The University has acquired site licenses for one of the leading packages (Mathematica) and has acquired copies of other packages for UNIX systems in the FMRC, Economics and CSOM Finance. Some of these packages are available and most conveniently used in a desktop environment. For some tasks where processing power outstrips the capabilities of a desktop workstation, use in a UNIX environment is more appropriate. This threshold may also be relevant for users of traditional programming languages, such as FORTRAN, C, or C++. The use of specialized packages or programming languages in a UNIX environment also requires end users to be familiar with various aspects of systems usage that go beyond the usual desktop workstation issues. GSAs are expected to gain familiarity with both the packages most germane to their clientele and, where appropriate, the potential for their use in the UNIX environment.

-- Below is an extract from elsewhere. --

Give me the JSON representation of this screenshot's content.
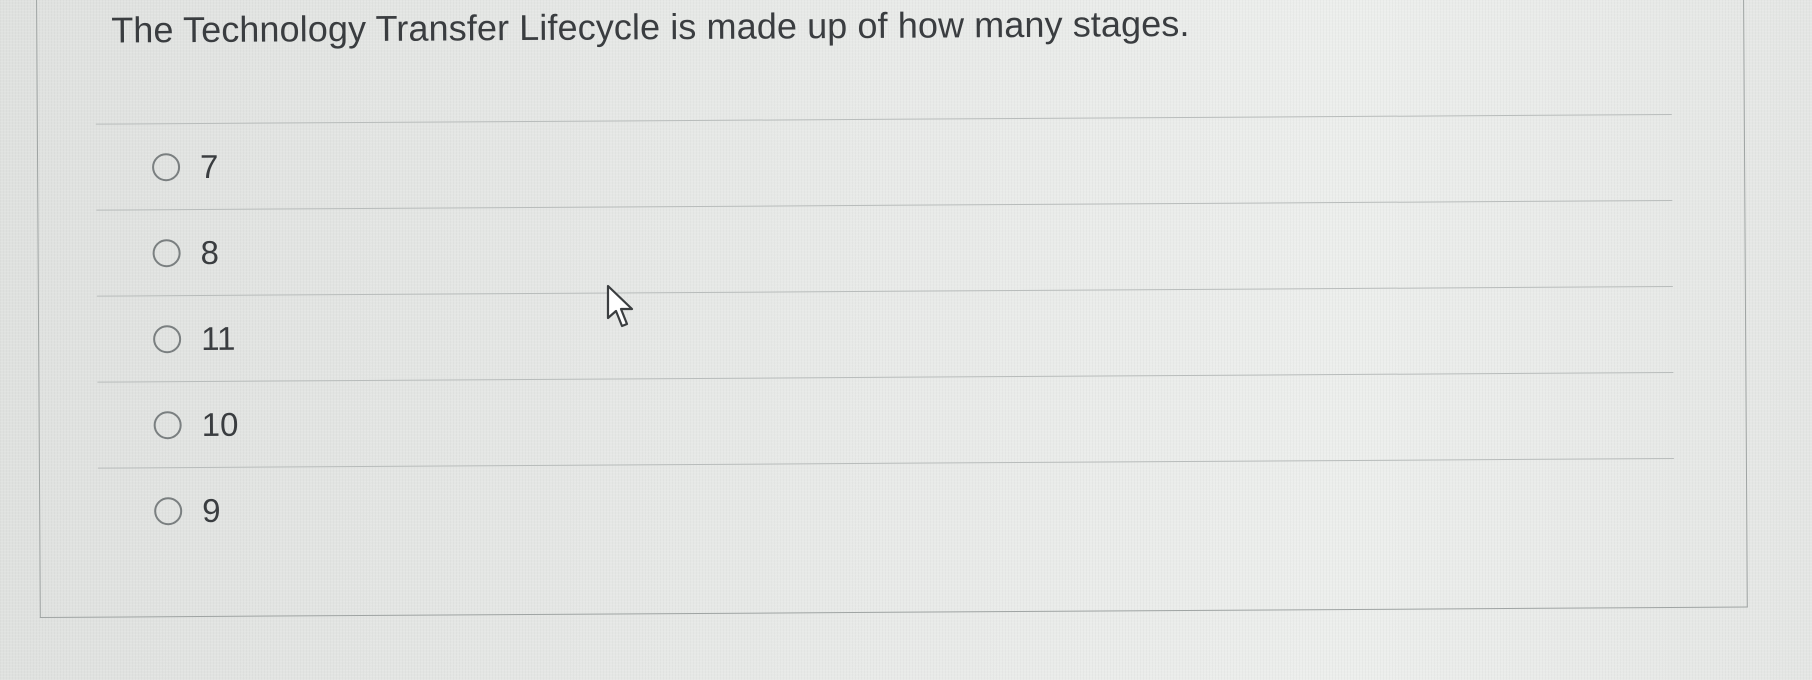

A major challenge for the development of a research computing environment is the provision of "metadata"--information about the availability, coverage and accessibility of datasets. Database management systems (DBMS) may provide significant capabilities in this direction, but require considerable design and specification of information databases. DBMS may also provide significant functionality for researchers for the organization and administration of their data--particularly of datasets used by multiple researchers, or among collaborators in different institutions. GSAs will work with Library professionals on the development of metadata structures for datasets commonly accessed by their clients, with the goal of making use of the Library's new public catalog system to provide not only references to datasets but greater detail on their contents and information needed for their use. GSAs will also provide feedback on ongoing efforts to provide web front ends to relational DBMS housing widely used datasets, assisting in the refinement of their user interface design.
In considering each of these four areas of strategic importance to researchers' statistical computing, a common thread emerges. A higher level of support is essential to meet each challenge, and some support elements must be locally-based, responsive to clients' needs. The effectiveness of the limited central resources available within Information Technology can be meaningfully leveraged by providing first-tier support in the field. The GSA program is designed to do just that, meeting some fraction of clients' needs on site, and providing referrals to A&RS consultants, Technology Consultants, or other support staff where appropriate.